La segunda fue la noción de un desajuste en la concepción de la trayectoria del balón y la fuerza necesaria para dicho menester. Por ejemplo, en cierto momento, tenía la pelota en posición de defensa. Uno me pica al vacío y lo primero que pensé es: “Valoro tu confianza y creo que sería genial, pero no voy a poder cumplir con tus expectativas (quizás llevar la camiseta del Napoli no fue tan buena idea)”. Imagino que no pensé todo eso en el momento. La velocidad de la cabeza del jugador de fútbol es maravillosa, un enigma para muchos. Finalmente, trasladé la pelota unos metros más hasta que me salieron a marcar y en ese instante la solté con lo que creí un pase genial. Lateral para ellos. Podría haber intentado culpar al césped, observar sus irregularidades para señalarlas como una explicación, pero preferí la dignidad: “Perdón”. Y regrese cabizbajo a intentar recuperarla. Justo hacía unos días había terminado de leer La policía de la memoria, de Yoko Ogawa, que cuenta la historia de una isla donde las cosas (pájaros, libros, incluso partes del cuerpo, etc…) van desapareciendo y con ellos la memoria de las mismas. ¿Estaremos viviendo alguna de esas ficciones distópicas y me habrán robado la memoria procedimental relacionada con el fútbol? En ese caso, mucho de lo que está pasando tendría algo más de sentido.

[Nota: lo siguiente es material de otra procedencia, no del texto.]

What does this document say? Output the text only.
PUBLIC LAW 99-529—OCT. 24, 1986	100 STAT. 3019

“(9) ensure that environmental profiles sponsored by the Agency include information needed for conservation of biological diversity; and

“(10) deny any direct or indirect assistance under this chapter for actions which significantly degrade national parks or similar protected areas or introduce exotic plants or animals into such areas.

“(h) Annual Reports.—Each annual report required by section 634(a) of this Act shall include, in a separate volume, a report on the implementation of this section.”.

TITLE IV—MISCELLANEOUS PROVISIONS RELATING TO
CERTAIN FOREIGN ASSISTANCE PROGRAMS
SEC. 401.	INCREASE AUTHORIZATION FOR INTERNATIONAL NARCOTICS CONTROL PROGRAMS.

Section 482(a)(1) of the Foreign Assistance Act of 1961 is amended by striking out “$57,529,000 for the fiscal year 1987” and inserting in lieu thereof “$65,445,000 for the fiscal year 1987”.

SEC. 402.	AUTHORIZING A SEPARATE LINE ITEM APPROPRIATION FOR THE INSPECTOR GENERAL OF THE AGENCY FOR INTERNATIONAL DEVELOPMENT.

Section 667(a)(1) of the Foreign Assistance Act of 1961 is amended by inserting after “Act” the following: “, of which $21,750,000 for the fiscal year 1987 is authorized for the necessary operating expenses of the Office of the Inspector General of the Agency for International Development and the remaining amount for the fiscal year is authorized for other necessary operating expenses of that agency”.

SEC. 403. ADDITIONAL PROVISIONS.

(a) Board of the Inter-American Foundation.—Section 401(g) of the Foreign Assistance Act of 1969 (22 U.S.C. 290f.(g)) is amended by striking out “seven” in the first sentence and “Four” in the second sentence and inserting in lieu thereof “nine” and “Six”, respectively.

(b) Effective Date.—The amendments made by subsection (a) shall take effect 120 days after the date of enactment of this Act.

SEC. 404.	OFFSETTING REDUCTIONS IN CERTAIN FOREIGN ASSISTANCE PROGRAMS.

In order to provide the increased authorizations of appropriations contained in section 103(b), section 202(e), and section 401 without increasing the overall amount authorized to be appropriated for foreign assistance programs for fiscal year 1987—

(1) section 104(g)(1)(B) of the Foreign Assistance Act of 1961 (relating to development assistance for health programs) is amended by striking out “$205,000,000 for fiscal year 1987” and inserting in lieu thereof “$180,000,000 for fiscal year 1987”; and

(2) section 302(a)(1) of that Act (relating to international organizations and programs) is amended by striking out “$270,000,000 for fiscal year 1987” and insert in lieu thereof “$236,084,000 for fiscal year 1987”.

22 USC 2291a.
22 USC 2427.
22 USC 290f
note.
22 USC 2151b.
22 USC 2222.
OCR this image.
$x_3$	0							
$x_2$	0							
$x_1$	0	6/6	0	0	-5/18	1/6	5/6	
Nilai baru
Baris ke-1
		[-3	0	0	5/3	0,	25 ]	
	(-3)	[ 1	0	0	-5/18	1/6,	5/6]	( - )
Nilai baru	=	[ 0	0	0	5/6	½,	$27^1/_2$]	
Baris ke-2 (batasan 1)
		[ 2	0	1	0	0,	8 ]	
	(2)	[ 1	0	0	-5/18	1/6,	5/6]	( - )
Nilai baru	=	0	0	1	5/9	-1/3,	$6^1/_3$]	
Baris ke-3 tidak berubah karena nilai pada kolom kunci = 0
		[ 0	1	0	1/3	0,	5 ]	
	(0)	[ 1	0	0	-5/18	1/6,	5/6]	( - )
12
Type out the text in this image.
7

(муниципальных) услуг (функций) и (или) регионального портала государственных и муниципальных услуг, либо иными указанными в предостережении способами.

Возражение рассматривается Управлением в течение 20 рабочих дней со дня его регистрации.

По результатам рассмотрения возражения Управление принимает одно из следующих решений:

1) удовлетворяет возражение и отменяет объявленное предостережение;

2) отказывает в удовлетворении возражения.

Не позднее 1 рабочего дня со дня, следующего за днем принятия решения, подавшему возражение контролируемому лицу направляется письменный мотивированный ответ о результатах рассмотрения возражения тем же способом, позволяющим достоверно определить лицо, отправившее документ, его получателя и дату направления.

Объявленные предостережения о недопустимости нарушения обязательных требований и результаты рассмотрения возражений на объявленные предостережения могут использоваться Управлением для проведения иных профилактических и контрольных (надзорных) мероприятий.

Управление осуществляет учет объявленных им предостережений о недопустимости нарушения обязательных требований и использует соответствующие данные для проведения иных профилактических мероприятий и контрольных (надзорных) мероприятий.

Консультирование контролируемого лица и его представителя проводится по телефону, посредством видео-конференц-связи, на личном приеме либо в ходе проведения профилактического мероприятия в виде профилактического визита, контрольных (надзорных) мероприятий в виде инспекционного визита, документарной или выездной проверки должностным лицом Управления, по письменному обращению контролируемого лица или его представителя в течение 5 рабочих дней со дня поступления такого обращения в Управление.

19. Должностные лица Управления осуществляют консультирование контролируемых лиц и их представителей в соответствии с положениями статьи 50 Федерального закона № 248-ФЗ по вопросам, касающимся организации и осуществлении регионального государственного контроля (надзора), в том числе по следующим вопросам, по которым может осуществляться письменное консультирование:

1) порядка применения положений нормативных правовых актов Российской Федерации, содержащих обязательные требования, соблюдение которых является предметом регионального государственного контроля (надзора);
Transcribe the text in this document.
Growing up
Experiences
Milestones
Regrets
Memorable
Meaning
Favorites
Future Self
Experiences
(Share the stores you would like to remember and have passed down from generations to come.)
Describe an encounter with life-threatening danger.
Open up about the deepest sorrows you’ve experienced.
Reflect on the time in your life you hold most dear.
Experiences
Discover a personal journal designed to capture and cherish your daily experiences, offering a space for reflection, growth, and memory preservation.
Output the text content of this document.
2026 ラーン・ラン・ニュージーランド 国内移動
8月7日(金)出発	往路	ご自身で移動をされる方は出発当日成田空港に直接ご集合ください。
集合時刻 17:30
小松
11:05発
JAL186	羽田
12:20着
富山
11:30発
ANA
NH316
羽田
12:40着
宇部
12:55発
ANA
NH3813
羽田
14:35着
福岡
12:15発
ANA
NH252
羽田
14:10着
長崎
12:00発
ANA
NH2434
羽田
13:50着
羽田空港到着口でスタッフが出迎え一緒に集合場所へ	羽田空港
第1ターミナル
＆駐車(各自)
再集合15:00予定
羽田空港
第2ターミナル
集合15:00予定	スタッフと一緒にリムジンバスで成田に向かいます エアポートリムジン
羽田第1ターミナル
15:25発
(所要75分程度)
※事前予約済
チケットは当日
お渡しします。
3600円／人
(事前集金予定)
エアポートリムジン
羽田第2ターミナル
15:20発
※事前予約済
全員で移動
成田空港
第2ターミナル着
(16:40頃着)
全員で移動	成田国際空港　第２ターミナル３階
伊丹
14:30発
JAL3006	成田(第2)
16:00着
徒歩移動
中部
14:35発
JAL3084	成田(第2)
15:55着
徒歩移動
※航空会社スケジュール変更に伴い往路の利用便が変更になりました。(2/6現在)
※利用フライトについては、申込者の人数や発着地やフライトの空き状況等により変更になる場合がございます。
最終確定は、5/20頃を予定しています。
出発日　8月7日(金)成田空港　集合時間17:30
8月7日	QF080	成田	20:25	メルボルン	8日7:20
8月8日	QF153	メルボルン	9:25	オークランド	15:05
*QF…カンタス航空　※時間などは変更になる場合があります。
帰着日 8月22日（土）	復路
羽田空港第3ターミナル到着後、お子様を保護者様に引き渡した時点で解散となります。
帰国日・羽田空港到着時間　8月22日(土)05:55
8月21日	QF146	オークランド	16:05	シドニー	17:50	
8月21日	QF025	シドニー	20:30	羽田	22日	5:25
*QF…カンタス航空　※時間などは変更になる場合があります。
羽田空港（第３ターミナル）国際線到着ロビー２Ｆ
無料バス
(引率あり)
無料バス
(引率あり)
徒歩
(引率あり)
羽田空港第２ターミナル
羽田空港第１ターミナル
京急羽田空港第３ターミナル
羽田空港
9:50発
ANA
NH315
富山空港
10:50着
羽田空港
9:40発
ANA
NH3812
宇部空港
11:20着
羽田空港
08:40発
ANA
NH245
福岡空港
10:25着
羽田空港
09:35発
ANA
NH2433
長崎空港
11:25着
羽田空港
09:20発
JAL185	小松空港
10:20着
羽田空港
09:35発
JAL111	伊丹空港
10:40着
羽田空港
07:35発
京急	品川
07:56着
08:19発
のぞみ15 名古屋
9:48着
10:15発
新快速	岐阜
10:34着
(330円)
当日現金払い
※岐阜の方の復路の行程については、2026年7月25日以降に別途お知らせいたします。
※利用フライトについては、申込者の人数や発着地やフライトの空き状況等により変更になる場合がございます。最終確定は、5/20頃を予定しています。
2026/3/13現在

El tiempo pasaba y parecía que el partido iba a terminar con solo uno de los objetivos cumplidos. De a poco me iba conformando con eso (y me acercaba con mayor frecuencia a pedir arco). Sin embargo, el universo me deparaba una sorpresa. Cuando ya faltaba poco para el final, córner para nosotros. Me quedé merodeando el área con ese olfato que nos caracteriza a los goleadores. El lanzador tira un centro a media altura. Yo entro hecho una tromba (si vieran el video, la velocidad parece engañosa, casi como si la tierra hubiese desacelerado su normal discurrir para presenciar la hazaña) y conecto el centro con una mezcla de pecho-panza (casi como Messi a Estudiantes. ¡Enojate si querés, Verón!). Golazo. Y objetivo cumplido. Daba para gritarlo pero mantuve la cordura, el respeto por el rival. Sin contar con que estábamos tres abajo y ya no habría tiempo para mucho más. Además, que el retorno al gol después de tanto tiempo sin jugar haya sido casi con la panza es, de alguna forma retorcida, un tipo de señal que infiero como una burla del universo. Pero, a esta altura, con la cercanía de una nueva década en la espalda, ¿a quién puede importarle?
En los días siguiente mi cuerpo solo conoció el dolor. Sin embargo, sobrevolaba cierto aire de felicidad. Por el gol, por los objetivos cumplidos y por haber regresado, aunque sea en un nivel diferente (linda forma para evitar decir bajo) y con una derrota, al deporte más hermoso. Y, a veces, la gloria no es más que eso.